The high court in Pretoria last year granted Gordhan an interdict staying Mkhwebane’s remedial action in her Sars report until such time as Gordhan’s legal challenge to that report was finalised.
Mkhwebane had argued to the Court that the order granted by the high court judgment will “strip the public protector of the support and assistance necessary to promote constitutional governance” and had “the effect of rendering the public protector’s constitutional work ineffective”.
The Court said it was not persuaded that the high court misdirected itself on the facts.
“I am of the opinion that [the high court ruling] struck a fair balance between the rights and interests of all the parties concerned. It identified the correct test, applied this test to the facts, then arrived at a conclusion at which any reasonable court would have arrived,” acting chief justice Sisi Khampepe said in the judgment.
“There is no foreseeable irreparable harm that the public protector would suffer. The interim interdict would not thwart her constitutional mandate and it would not offend any of her powers and functions as set out in the constitution.”

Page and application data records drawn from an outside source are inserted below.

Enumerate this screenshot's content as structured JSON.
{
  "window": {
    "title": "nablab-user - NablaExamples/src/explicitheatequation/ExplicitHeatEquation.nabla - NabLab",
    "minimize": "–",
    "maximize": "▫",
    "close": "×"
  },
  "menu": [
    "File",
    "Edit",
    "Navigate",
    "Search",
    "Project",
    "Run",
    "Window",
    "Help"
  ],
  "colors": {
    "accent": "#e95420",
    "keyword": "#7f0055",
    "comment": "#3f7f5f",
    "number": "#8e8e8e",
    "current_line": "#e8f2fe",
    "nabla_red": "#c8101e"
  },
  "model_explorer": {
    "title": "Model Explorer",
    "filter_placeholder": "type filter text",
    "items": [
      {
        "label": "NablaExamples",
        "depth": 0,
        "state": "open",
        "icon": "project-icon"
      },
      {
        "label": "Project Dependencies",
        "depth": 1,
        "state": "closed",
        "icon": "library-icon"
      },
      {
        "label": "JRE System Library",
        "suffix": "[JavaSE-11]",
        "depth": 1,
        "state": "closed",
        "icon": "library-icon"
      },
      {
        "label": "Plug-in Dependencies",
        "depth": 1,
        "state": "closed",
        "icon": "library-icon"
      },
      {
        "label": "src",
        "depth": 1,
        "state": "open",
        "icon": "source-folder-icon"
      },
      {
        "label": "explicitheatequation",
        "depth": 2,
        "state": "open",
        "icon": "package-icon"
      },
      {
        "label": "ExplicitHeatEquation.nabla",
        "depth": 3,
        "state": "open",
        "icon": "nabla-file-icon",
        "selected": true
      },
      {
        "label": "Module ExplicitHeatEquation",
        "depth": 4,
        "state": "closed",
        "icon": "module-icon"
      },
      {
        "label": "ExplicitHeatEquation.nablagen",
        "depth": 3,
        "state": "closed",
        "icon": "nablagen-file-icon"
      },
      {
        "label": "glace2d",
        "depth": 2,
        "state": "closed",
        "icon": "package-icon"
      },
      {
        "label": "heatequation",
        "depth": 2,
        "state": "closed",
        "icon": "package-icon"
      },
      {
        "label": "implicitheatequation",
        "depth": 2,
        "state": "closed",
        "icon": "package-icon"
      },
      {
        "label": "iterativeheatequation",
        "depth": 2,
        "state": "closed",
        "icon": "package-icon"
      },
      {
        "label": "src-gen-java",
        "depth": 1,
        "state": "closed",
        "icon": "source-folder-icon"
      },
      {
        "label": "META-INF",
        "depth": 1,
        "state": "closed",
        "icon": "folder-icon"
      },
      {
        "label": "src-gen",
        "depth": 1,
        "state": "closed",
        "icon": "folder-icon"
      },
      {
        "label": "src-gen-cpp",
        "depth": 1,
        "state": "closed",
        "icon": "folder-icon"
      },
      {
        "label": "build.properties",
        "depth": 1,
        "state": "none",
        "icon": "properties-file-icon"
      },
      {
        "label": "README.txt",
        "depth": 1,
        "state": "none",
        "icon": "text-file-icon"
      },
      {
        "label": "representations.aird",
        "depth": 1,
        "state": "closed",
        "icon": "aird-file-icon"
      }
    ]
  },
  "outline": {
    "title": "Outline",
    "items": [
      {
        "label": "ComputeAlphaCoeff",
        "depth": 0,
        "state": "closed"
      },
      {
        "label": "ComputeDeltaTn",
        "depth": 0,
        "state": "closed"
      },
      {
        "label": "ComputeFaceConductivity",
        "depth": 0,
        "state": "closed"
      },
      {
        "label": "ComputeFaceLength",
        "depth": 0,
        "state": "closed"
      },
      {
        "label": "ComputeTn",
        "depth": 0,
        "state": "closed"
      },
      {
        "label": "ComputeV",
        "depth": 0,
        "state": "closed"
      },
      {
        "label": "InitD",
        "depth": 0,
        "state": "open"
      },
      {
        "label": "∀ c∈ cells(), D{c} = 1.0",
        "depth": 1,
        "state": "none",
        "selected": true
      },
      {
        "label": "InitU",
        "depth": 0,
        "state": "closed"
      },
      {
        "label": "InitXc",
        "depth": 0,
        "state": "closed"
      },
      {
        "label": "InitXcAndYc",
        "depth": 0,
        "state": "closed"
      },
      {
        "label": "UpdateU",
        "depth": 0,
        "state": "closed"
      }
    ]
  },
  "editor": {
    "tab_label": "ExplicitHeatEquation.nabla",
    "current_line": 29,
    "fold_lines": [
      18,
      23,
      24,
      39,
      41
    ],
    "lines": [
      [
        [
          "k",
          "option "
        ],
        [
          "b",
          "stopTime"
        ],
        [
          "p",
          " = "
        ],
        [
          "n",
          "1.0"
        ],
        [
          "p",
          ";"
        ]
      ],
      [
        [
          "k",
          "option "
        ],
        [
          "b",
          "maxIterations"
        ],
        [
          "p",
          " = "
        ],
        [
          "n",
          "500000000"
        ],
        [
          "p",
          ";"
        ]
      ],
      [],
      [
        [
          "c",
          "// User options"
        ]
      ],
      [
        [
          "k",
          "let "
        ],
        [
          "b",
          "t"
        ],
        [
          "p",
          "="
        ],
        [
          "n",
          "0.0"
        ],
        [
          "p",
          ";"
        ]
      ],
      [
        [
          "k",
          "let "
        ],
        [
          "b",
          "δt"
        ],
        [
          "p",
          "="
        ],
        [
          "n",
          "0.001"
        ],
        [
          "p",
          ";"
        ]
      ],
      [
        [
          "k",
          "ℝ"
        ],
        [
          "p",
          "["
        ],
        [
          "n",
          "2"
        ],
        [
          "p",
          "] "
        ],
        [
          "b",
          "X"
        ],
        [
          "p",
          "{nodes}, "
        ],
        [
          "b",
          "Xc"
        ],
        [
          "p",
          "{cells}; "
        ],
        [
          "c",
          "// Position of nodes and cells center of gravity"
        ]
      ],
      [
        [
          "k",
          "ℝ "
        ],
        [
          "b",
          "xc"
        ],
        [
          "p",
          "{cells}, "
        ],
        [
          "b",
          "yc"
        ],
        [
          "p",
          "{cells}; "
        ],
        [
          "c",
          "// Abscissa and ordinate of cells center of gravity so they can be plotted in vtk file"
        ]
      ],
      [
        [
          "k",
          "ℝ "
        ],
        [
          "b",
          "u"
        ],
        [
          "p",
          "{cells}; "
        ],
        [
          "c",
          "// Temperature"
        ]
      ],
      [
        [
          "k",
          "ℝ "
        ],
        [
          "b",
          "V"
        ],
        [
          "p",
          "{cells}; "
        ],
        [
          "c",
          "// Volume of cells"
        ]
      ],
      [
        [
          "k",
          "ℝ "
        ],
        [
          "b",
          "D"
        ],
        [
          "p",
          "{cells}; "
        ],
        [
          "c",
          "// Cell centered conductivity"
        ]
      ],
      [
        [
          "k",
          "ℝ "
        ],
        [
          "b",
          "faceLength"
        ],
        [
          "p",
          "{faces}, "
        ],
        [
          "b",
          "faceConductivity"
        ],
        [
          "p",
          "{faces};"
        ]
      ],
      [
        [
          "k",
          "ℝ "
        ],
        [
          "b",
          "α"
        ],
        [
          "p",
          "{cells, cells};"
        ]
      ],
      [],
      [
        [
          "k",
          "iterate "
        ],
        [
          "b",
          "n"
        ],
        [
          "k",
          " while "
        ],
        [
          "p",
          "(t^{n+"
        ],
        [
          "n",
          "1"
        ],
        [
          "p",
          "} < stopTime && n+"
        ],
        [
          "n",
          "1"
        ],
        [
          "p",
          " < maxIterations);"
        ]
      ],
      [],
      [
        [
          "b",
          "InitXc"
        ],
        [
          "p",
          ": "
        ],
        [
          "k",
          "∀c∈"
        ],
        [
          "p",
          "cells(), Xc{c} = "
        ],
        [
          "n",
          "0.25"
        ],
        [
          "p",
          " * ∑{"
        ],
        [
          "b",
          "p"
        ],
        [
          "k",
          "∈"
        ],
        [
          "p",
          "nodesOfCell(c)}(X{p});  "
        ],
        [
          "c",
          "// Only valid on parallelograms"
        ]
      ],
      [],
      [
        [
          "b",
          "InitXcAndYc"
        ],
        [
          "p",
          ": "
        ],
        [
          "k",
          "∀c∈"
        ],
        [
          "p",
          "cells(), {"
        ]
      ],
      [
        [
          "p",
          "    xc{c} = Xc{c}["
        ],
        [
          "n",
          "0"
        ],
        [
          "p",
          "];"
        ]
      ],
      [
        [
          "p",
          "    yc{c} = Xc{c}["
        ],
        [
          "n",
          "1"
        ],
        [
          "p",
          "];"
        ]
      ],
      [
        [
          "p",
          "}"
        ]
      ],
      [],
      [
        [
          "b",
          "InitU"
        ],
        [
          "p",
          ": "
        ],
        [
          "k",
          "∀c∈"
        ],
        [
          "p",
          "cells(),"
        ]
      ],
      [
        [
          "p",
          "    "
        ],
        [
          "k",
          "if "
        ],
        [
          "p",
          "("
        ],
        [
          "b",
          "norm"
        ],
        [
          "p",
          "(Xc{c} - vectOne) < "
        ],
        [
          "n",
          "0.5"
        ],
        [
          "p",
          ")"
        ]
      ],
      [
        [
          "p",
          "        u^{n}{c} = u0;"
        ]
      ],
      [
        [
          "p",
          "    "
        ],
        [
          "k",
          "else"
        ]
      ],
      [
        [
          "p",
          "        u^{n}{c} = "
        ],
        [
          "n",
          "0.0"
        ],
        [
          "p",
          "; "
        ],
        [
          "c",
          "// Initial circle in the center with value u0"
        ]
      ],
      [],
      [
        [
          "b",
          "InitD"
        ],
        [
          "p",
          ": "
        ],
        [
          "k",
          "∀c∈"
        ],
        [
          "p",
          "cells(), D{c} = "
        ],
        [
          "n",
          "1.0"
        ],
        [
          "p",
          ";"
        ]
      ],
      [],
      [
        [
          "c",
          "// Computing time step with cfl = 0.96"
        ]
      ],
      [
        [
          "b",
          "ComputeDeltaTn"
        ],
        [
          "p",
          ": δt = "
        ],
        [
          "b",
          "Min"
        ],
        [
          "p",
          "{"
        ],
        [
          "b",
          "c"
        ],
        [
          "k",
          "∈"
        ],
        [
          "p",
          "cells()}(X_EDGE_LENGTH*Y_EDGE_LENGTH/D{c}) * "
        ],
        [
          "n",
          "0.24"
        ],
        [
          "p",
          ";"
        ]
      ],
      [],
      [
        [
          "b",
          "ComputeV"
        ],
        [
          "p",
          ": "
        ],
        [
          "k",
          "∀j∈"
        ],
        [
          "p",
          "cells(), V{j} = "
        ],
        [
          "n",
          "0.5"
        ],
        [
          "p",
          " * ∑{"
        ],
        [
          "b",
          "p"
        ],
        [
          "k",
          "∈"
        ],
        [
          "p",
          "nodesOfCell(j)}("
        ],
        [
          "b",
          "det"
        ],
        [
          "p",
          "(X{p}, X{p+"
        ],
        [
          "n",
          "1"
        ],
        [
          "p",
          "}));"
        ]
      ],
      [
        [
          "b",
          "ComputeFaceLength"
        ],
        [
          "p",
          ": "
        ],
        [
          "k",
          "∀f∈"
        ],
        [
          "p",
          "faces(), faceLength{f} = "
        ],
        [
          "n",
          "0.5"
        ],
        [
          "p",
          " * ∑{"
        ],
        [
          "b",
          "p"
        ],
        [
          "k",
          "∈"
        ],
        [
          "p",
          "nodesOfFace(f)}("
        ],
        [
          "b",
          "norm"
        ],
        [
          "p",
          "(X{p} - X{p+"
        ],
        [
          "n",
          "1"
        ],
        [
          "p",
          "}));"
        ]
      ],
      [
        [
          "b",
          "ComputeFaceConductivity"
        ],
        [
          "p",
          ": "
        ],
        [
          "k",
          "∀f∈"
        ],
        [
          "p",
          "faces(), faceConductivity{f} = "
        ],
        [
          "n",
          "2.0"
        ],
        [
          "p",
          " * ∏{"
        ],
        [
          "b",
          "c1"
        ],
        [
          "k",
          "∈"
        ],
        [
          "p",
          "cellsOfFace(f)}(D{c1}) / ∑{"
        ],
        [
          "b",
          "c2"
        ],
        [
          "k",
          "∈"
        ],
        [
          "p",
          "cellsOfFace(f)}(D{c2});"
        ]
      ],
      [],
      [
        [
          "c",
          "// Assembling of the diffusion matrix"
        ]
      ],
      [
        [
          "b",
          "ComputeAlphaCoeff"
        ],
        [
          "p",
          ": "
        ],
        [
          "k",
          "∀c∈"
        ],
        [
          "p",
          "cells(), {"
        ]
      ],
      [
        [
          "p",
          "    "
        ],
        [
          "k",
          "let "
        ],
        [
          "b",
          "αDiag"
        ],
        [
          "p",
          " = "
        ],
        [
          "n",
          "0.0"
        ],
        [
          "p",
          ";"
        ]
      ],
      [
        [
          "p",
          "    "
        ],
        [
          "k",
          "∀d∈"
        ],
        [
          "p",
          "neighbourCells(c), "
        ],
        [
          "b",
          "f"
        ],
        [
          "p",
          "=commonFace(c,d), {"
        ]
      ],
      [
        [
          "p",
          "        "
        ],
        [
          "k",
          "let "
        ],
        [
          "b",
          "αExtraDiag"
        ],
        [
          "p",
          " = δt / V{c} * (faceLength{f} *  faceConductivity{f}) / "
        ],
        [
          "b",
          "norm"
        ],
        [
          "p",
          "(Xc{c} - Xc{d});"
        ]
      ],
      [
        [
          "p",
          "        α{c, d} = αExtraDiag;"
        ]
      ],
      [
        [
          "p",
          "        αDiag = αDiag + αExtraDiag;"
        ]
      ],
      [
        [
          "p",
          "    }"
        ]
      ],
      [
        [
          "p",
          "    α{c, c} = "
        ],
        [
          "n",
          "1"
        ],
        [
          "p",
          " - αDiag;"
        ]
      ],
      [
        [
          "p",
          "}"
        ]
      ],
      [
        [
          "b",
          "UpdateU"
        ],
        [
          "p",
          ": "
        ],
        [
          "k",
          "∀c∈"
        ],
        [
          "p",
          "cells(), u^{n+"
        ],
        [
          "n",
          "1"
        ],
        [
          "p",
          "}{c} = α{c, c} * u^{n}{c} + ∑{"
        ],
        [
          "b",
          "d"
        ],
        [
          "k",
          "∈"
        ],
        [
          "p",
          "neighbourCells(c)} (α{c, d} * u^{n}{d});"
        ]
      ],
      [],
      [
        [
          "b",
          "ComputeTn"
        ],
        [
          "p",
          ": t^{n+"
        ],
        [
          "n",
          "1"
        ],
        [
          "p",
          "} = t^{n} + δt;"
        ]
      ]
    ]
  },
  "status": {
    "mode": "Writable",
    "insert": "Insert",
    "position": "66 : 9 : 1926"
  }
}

The Court did, however, uphold the appeal against the high court’s personal cost order against Mkhwebane, and set it aside, saying, “Personal cost orders are punitive in nature and the high court failed to provide any reasons to justify an order of this nature.”
In her Sars report, Mkhwebane found that an investigating unit of the tax agency established in 2007 — later referred to in media reports as a rogue unit — was unlawfully formed and had conducted illegal intelligence-gathering operations.
She ordered Ramaphosa to take action against Gordhan over his alleged role in the establishment of that unit within 30 days, and also ordered the National Prosecuting Authority to investigate possible violations of the constitution and intelligence legislation.
Gordhan’s lawyers said in a statement on Friday that he welcomed the judgment.
“The Constitutional Court judgment reaffirms the rights of persons to obtain interim relief, even against the public protector, in circumstances where the test as set out in prior Constitutional Court judgments has been met.
This was the case with Gordhan, who obtained an interim interdict to protect his right not to be subjected to, among others, undefined disciplinary action by the president of the Republic of SA pending a judicial review of the findings and remedial actions of the public protector.